Past failures to confront Saddam over his half-measures augur ill for the future. He can be expected to engage in more gambits similar to his recent announcement that inspectors may return. The more pressure he is under, the more Saddam will offer up in order to forestall military action. When his son-in-law Husayn Kamal defected in 1995, Iraqi officials panicked, since he had been in charge of the regime's WMD programs. Saddam himself was shocked to discover that Kamal had hidden reams of fascinating documents on his chicken farm concerning previously unknown chemical and biological weapons programs. Yet, the existence of such programs means that Saddam has many more tricks to pull in the event of an imminent U.S. attack. For example, he could offer up one of these previously unknown programs to UN inspectors; after all, his strategy has long been to have several programs proceeding simultaneously on parallel tracks, so sacrificing one of them could allow him to preserve other, more valuable ones. Alternatively, Saddam could surrender tons of seemingly relevant documents to UNMOVIC, which would take years to translate and digest.
Some may be tempted to dismiss the debate about drafting a new Security Council resolution, arguing that Saddam has already committed sufficient violations of existing resolutions to justify military force.
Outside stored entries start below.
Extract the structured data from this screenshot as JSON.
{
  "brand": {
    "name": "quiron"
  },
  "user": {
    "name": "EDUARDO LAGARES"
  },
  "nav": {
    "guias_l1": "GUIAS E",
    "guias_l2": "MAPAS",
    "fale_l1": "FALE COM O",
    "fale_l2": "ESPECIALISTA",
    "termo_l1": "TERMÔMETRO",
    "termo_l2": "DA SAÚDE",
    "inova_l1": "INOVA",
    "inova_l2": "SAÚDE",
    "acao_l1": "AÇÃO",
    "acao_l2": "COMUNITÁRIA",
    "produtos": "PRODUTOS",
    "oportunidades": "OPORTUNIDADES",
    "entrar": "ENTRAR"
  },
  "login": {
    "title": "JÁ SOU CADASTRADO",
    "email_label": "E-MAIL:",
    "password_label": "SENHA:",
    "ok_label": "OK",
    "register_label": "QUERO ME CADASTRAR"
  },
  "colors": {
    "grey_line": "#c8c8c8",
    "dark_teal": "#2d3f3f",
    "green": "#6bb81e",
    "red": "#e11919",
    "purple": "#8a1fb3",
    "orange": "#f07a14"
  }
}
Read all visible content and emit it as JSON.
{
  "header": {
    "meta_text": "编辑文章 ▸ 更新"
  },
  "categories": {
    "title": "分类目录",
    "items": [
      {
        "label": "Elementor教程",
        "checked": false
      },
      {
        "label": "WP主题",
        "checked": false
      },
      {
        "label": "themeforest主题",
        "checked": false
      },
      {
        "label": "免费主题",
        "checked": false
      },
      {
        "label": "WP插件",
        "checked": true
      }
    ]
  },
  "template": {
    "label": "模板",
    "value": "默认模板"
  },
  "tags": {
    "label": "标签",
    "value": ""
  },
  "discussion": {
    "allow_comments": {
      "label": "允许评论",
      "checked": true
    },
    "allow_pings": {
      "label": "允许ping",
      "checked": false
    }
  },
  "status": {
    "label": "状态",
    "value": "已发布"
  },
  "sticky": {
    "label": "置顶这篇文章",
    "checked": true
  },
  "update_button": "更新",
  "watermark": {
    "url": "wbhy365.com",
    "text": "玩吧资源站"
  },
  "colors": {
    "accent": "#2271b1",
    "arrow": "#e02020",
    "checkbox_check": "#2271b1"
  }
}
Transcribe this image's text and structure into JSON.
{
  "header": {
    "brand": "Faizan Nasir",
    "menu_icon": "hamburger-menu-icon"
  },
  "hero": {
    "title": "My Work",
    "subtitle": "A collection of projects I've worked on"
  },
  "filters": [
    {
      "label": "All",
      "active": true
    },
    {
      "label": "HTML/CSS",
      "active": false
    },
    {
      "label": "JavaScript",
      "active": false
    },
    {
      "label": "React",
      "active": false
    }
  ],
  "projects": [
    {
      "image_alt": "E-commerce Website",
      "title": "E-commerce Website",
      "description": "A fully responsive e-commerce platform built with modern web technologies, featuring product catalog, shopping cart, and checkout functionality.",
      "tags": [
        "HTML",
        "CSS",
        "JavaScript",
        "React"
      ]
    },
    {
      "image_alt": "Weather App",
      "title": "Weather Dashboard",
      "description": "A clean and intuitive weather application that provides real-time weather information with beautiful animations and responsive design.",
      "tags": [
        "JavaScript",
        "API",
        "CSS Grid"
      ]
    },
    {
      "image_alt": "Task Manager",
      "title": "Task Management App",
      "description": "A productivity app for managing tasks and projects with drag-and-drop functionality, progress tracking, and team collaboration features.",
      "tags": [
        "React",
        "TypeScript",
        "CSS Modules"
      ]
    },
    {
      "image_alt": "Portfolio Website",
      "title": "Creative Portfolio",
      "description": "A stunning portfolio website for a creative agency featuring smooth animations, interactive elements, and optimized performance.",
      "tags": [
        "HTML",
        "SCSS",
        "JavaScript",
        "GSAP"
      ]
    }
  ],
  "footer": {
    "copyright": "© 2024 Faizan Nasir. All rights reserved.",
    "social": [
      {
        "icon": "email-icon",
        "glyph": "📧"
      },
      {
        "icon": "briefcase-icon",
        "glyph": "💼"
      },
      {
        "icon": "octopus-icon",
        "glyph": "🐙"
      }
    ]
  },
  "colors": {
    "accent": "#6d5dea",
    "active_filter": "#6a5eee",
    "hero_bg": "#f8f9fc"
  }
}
But it would be a mistake to be so categorical, because the Security Council debate offers an opportunity to remind the world about the degree to which Saddam has mocked the UN's authority. The United States would do well to keep hammering away at the basic demand of the 1991 ceasefire resolution: Iraq's full, final, and complete disclosure of all WMD activities. Until that is provided, Iraq should be regarded as being in material breach of the ceasefire.
Patrick Clawson is deputy director of The Washington Institute.